Get a second opinion on your regulatory reports: We’ve worked with many payment companies that have been audited and successfully received licences. If you’re not sure about a specific type of report, we can take a look and share what we’ve seen in our work with other companies.

How one client used Kani to build a unique report, provide an auditor with read-only access, and easily pass an ad-hoc audit

One of our financial services clients used Kani to prepare for and pass an ad-hoc audit in less than three weeks.

The auditor made a highly specific request to access data, necessitating a custom report. Standard templated reports couldn’t accommodate their needs, and a complex series of spreadsheets would have hindered data analysis. So we worked with their team to build a tailored report, successfully consolidating data from over 10 sources.

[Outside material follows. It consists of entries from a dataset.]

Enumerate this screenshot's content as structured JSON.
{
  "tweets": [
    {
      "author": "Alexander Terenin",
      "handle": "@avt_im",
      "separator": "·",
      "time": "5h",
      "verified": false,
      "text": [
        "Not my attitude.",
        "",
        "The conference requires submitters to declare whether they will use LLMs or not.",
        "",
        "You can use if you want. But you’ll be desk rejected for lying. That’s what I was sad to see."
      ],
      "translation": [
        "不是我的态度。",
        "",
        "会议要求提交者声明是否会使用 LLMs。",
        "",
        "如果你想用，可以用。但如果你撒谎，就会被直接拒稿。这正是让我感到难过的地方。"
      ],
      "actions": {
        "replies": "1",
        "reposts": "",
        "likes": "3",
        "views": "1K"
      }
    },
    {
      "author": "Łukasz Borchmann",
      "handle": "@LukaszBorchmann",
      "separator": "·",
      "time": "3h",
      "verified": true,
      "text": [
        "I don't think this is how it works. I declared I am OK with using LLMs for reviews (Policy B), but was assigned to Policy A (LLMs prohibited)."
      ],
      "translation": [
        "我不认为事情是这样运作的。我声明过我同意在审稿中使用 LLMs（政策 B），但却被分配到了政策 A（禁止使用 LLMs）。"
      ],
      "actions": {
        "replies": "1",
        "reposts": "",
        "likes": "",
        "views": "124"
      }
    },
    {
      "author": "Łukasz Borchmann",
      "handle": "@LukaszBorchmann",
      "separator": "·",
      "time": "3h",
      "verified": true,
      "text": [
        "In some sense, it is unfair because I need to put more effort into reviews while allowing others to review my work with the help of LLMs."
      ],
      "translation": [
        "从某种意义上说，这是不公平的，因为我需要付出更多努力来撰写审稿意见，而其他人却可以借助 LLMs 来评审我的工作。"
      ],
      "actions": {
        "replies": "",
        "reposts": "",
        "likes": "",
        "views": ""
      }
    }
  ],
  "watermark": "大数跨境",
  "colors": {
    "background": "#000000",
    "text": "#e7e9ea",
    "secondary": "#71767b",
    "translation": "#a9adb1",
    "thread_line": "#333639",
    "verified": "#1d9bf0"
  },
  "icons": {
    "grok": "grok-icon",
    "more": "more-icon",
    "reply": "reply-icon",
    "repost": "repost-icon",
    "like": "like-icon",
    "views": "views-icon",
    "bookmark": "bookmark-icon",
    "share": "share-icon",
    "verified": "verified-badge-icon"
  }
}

Rather than compiling and sharing over 10 spreadsheets, our client granted their auditor read-only access to the platform. During a specified time window, the auditor could sort, filter, and amend the report as needed. This approach ensured the audit was passed without all the typical manual data work involved in generating and sharing custom reports.

Use Kani to make payments compliance easier and more reliable

Everything in finance is underpinned by regulation, and the payments industry is no exception. But the lack of prescriptive guidance, an evolving regulatory framework, and the challenge of maintaining auditability make it difficult to remain compliant.

Finding an effective compliance solution for specific requirements is tough, especially when many software packages cater to a broad spectrum of financial businesses. Having experienced the complexities of payments compliance first-hand, we’ve designed our software specifically for payments companies like yours.

Kani offers a comprehensive tool to automate compliance processes, maintain data integrity, and generate custom reports. With our platform and expertise, you can focus on growing your business knowing your compliance needs are fully covered.